Worth reading - albeit bleak in the extreme. It probably won't appear in the Hicksville Bookshop under a "Local Author" sign
To enjoy an unpleasant read I need to be interested. Unfortunately I found it all pretty predictable and saw the outcome and 'twists' almost from the start. Ultimately I’m a bit disappointed.
Sharp Objects tells the story of the search for the killer of two very young girls in a small Missouri town. It's told from the point of view of Camille Preaker, a former resident of Wind Gap, the town where the killings took place. Having left to live and work in Chicago years earlier, journalist Preaker returns to her home town to investigate and report on the case on behalf of her employer, the Chicago Post. Upon returning, Preaker's dysfunctional childhood and difficult relationship with her overbearing mother are re-examined.
The 'sharp objects' in the title refer to the tools which the self-harming Preaker has used to (almost entirely)scar her body since childhood. With the exception of her face and a small circle in her back, her skin is covered with marks. Preaker is also a chronic alcoholic who frequently starts the day with a glass of vodka, or whatever comes to hand. She is a seriously messed-up young woman.

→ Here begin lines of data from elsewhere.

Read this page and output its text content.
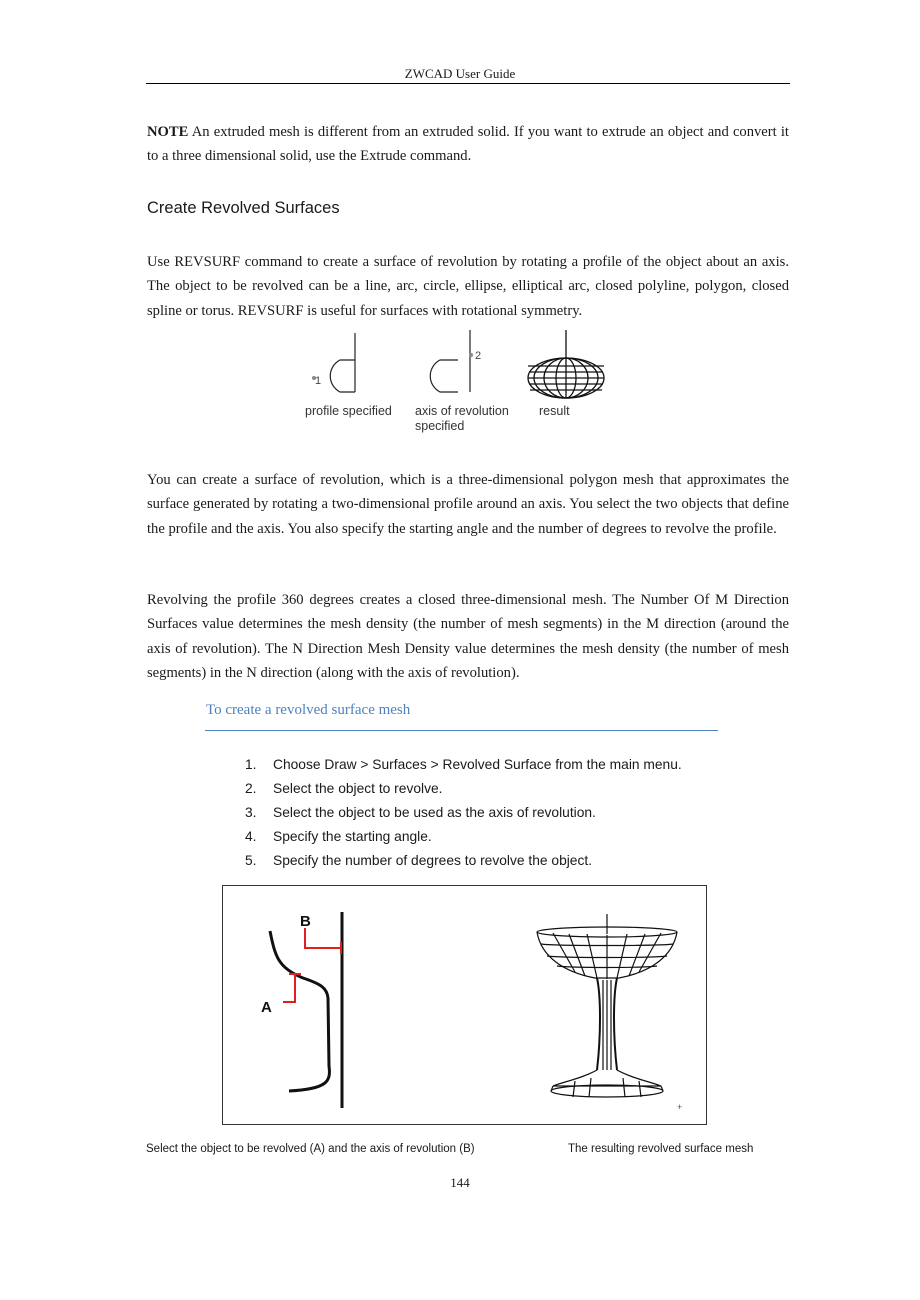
ZWCAD User Guide

NOTE An extruded mesh is different from an extruded solid. If you want to extrude an object and convert it to a three dimensional solid, use the Extrude command.

Create Revolved Surfaces

Use REVSURF command to create a surface of revolution by rotating a profile of the object about an axis. The object to be revolved can be a line, arc, circle, ellipse, elliptical arc, closed polyline, polygon, closed spline or torus. REVSURF is useful for surfaces with rotational symmetry.

1
2
profile specified axis of revolution
specified
result

You can create a surface of revolution, which is a three-dimensional polygon mesh that approximates the surface generated by rotating a two-dimensional profile around an axis. You select the two objects that define the profile and the axis. You also specify the starting angle and the number of degrees to revolve the profile.

Revolving the profile 360 degrees creates a closed three-dimensional mesh. The Number Of M Direction Surfaces value determines the mesh density (the number of mesh segments) in the M direction (around the axis of revolution). The N Direction Mesh Density value determines the mesh density (the number of mesh segments) in the N direction (along with the axis of revolution).

To create a revolved surface mesh
1.	Choose Draw > Surfaces > Revolved Surface from the main menu.
2.	Select the object to revolve.
3.	Select the object to be used as the axis of revolution.
4.	Specify the starting angle.
5.	Specify the number of degrees to revolve the object.
B
A
+
Select the object to be revolved (A) and the axis of revolution (B)	The resulting revolved surface mesh
144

This is an incredibly dark novel, which like Dark Places deals with the most despicable of all crimes: child murder. For some reason, Flynn appears to be drawn to this grim subject. But the problem with this story is that it lacks pace. Flynn spends the vast majority of the novel carefully describing the painful childhood of the central protagonist, Preaker, and demonstrating just how emotionally damaged she and other members of her family still are (she has a younger half-sister), but it's all done far too slowly. At times one forgets that there is a case to solve. In contrast, the end of the book is rushed, and a major plot twist is presented too quickly.
For a first book, Sharp Objects is a decent attempt; but it's Flynn's weakest novel. Luckily for her she improved with her next two efforts.
If you haven't read Gone Girl, I would HIGHLY suggest reading it. Even if you've seen the movie, Flynn's writing is astounding. She paints a story with her words and it's well worth a read. This book, however, is not.